No1 of the Woods and resins " woody and dry, newsprint, smell of pencils" smells like sunflower stem to me. The Atlas Cedar essential oil smells different. Wood that's more rounded, sweet and soft and delicate. Texas Cedar is quite another business. That sunflower stem, dry, herbaceous, sharp smell.
The Atlas vs texas . The Atlas belongs to the "true cedars" with " acidic, smoky and leathery facets. The Texas : red wood junipers.
Perfumes: Light Blue by DG

Saturday, November 14, 2009

Guerlain Apres L'ondee

Lovely, delicate, I smell some violet and Iris... but it disappeared in less than an hour.

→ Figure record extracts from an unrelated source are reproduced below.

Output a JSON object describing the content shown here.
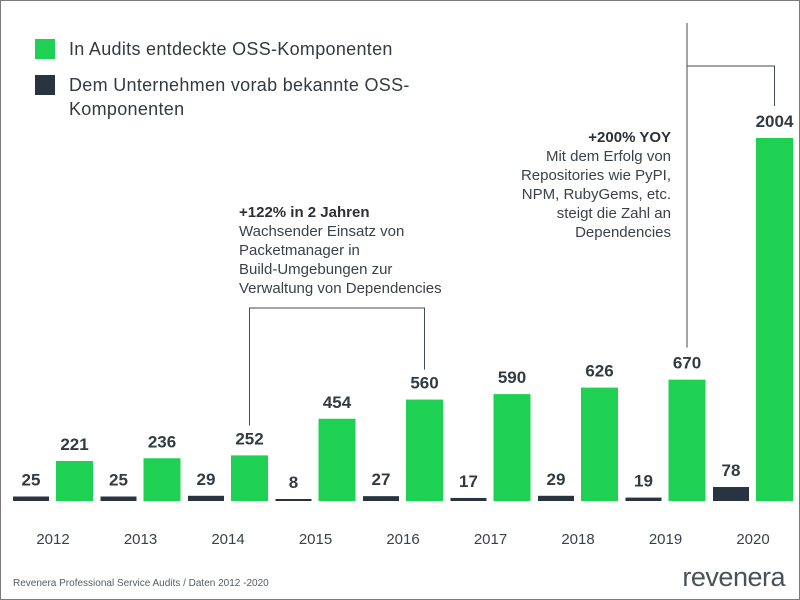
{
  "colors": {
    "audit": "#1fd152",
    "known": "#283540",
    "text": "#3a4148"
  },
  "legend": {
    "audit_label": "In Audits entdeckte OSS-Komponenten",
    "known_label": "Dem Unternehmen vorab bekannte OSS-Komponenten"
  },
  "annotations": {
    "growth_2y": {
      "headline": "+122% in 2 Jahren",
      "lines": [
        "Wachsender Einsatz von",
        "Packetmanager in",
        "Build-Umgebungen zur",
        "Verwaltung von Dependencies"
      ]
    },
    "growth_yoy": {
      "headline": "+200% YOY",
      "lines": [
        "Mit dem Erfolg von",
        "Repositories wie PyPI,",
        "NPM, RubyGems, etc.",
        "steigt die Zahl an",
        "Dependencies"
      ]
    }
  },
  "footer": {
    "source": "Revenera Professional Service Audits / Daten 2012 -2020",
    "logo": "revenera"
  },
  "chart_data": {
    "type": "bar",
    "title": "",
    "xlabel": "",
    "ylabel": "",
    "categories": [
      "2012",
      "2013",
      "2014",
      "2015",
      "2016",
      "2017",
      "2018",
      "2019",
      "2020"
    ],
    "series": [
      {
        "name": "Dem Unternehmen vorab bekannte OSS-Komponenten",
        "values": [
          25,
          25,
          29,
          8,
          27,
          17,
          29,
          19,
          78
        ]
      },
      {
        "name": "In Audits entdeckte OSS-Komponenten",
        "values": [
          221,
          236,
          252,
          454,
          560,
          590,
          626,
          670,
          2004
        ]
      }
    ],
    "ylim": [
      0,
      2004
    ],
    "grid": false,
    "legend_position": "top-left"
  }
}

Boisdejamin's favourite Guerlain, a bit of a flop for me. Decidedly , the violet is not my favorite note either. I'm not sure why because I love the scent of the actual flowers.

Wednesday, November 11, 2009

Delicious closet queen.
Delicious Closet Queen Notes
Violet leaf, citrus, geranium, iris butter, cedar, patchouli, vetiver, strawberry, rose absolute, sandalwood, leather, tonka bean, benzoin, opoponax

It's heating up on my skin and smells really sensual. Might be just in my head because it reminds me of Bubu.


Rossy de palma.
A gothic, bleeding rose, this is a fierce, passionate fragrance that blends rose with jasmine for an extra floral impact, then spikes the opulent mix with ginger and black pepper. The seductive concoction rests on a pitch-black base of patchouli, incense and cacao, a captivating abyss into which one is eager to fall. A promise and a threat.
Rossy de Palma Notes
Ginger, black pepper, bergamot, Bulgarian rose, jasmine, benzoin, incense, cacao and patchouli."

Too much cacao. I see nothing dark in it. add spices and it's a full meal.

Monday, November 9, 2009

geisha Noire . A smoky amber

Notes on perfumes.

Ambre Narguile. NST : "Ambre Narguile is meant to evoke cashmere, and features notes of benzoin, labdanum, musk, vanilla, caramel, honey, sugared tonka bean, grilled sesame seeds, cinnamon, rum, coumarine and white orchids. "
It can only smell amber on the skin initially (maybe some of the top notes get lost by decanting...) After 2 hours there's not much left on my skin. Some shade of light floral dipped in honey on an amber backgound. I'd find the drydown interesting because of it's comfort notes and delicacy but my skin drowned too much of it. Secret Obsession might not be as elegantly composed but can't beat the price.

September 1st


Tuesday, January 6, 2009

Oh. Happy New Year!
I'm in a foul mood. But then again, nothing new about that and there's no reason to have it posted online. Some cognitive restructuring: the blog is not to have any whinning, only productive thoughts. So...
I've been reading Saramago's The siege of Lisbon and it's much of a dissapointment. Not much of an interesting story and there's only some traces of Saramago's brilliance, phrases that I should write down somewhere. Maybe here. Altogether it's not catchy enough and I don't know if some of its efervescence is lost in English or it's simply an empty (for me) story.